Ok, just so I am clear on what I need to do. I am pretty sure I have the lincoln rear, I am 99% positive I have the lincoln calipers iand 100% positive I have 4 wheel disc brakes :) So, can I use a 94/95 gt master cylinder and the 3-2 conversion kit from Maximum? If so, I will order the kit tonight and pick up the mc at the parts store tomorrow. Thanks again guys for all the help, without you I would be lost on this project. I've already learned a bunch and wish I knew more before I got this one.
 
First off...you NEED to identify which brakes you do have on your car.

The Lincoln rear disks are pretty large at 54MM, so you need an MC large enough to supply enough fluid for them with a larger than stock bore.

What front brakes do you have here? If the stock 60mm calipers, you might be able to get away with a 94-95 GT master cylinder. If they are the lincoln 73mm calipers, your only MC choice is the 84-86 SVO 1 1/8" bore master cylinder.

If you have SN95 front brakes...well that's a whole different ball game.

But before buying anything you really need to make sure of what you have and buy correctly matched parts. Too many brake setups out there are done "just ok" with mismatched parts vs getting the parts that actually work with the system. There is a little bit of engineering thought behind master cylinder bore sizes vs piston area at the calipers.
 
Thanks for the info. I am picking up the wilwood adjustable proportioning valve on Friday. I have been reading like crazy on the 3-2 conversion, and I really like the one on mjbobbits site. Seems like I could make one easily, just not sure on the size for the 't' and adapter, I've read 3/16 and also 1/8, I believe but don't quote me on that. If anyone has built one, or knows the sizes, could you share the sizes?

Edit: So I found some other threads where the stock proportioning valve was removed, a tee was used for the three lines and the adjustable proportioning valve was used to connect the two lines, all of this was placed where the stock proportioning valve is now. I like this idea as it reduces clutter, appears to separate the system, and from what I read works well. Any input on this type of setup?
 
Well I have completed the installation of the new master cylinder, went with a 94 GT. I removed the stock proportioning valve, used a brass tee for the front lines and an adjustable proportioning valve for the rears.
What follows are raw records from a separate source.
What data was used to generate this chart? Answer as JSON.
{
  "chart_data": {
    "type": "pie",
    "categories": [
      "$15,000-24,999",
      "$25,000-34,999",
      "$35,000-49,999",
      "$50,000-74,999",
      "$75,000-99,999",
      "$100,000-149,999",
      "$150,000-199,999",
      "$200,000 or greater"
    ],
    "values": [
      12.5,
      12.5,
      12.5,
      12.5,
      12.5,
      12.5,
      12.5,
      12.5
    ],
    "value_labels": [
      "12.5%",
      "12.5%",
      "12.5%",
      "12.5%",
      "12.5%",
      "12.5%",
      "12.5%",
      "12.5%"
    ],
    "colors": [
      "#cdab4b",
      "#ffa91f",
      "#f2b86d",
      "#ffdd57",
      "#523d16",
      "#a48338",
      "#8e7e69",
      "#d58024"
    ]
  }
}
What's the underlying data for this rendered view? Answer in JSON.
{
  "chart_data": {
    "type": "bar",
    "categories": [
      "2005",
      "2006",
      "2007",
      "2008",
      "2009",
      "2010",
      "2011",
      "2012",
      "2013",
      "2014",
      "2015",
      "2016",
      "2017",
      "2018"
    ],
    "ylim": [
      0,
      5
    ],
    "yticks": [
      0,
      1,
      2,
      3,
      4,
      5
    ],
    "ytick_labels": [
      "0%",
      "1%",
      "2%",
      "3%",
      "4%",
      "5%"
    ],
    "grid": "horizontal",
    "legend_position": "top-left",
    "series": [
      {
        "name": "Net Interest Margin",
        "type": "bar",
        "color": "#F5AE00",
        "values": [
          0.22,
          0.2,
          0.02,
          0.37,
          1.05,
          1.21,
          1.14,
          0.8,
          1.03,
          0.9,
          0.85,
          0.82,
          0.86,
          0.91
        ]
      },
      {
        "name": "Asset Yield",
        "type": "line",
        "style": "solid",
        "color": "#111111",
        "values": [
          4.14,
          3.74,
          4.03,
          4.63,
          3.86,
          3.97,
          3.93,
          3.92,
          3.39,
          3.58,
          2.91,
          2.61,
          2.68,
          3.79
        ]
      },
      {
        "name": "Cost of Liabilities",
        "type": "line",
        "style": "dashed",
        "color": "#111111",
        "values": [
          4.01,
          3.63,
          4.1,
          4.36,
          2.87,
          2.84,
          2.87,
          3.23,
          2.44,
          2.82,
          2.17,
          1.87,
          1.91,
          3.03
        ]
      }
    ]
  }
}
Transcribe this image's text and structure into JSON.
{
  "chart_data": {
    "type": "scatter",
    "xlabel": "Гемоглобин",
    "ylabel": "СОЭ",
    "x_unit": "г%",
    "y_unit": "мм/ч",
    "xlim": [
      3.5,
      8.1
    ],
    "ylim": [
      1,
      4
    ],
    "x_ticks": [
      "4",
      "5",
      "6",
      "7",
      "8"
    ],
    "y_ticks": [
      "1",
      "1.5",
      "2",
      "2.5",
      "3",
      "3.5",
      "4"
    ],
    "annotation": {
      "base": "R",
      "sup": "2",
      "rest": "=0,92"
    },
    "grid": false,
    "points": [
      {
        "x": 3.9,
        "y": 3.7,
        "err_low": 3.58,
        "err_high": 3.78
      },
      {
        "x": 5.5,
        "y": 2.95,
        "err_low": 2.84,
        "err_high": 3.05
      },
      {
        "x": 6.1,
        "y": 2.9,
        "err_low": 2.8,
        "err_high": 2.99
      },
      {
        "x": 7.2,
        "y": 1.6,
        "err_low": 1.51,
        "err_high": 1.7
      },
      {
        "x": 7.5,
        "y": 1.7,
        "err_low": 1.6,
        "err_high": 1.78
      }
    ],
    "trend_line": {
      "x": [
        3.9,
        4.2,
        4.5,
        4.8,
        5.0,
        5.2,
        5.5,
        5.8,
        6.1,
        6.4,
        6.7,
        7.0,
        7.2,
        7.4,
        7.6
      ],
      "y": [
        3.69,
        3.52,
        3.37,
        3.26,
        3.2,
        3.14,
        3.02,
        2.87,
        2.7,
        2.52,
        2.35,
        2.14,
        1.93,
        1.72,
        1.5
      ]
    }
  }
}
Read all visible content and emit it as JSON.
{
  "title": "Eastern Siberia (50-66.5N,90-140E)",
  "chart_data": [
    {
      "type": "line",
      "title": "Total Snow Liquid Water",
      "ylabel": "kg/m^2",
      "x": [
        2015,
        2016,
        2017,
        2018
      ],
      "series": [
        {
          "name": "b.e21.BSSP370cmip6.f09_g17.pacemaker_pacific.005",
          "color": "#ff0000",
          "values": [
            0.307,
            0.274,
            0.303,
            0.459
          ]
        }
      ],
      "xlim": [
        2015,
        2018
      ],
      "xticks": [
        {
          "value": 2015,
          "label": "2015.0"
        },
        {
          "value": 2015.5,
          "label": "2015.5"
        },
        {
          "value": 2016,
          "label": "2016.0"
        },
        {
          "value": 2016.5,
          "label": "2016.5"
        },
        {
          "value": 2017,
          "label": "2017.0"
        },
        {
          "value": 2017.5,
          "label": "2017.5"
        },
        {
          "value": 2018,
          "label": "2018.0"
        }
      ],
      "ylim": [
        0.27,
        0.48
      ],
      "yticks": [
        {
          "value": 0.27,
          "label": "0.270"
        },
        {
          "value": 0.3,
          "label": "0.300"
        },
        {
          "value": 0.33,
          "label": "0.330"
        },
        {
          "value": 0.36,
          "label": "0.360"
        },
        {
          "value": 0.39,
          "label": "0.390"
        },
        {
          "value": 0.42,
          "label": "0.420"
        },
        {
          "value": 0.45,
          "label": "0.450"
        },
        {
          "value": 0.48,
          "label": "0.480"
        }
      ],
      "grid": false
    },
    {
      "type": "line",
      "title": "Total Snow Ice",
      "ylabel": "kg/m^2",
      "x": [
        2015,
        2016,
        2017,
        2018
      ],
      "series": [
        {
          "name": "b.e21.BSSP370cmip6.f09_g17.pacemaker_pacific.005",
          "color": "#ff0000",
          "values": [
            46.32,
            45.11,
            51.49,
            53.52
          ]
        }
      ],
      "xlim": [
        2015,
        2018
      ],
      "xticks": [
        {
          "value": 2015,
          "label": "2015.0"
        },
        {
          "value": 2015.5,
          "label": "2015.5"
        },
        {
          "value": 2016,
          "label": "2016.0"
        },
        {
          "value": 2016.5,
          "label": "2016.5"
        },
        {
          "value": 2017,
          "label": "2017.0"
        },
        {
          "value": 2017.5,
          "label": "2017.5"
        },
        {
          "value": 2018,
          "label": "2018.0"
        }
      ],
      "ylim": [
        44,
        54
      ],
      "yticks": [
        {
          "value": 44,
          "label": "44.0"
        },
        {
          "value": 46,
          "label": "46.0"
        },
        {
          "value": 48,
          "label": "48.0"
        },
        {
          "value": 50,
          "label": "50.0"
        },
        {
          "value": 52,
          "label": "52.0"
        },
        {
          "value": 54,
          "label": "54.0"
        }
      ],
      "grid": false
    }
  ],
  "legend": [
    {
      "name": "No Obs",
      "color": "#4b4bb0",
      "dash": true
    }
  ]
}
I have to say, after doing the change, if I had to change it on another Fox, I would DEFINATELY buy the kit for the 3-2 conversion. The cutting and flaring and the hunting down of the adapters to make it all fit together was not worth the money saved from purchasing the kit and the plug for the stock valve. Installing the new master was simple, bolted right up. The brakes are 100% better now, nice strong brakes. Thanks again to everyone who offered their input and advice.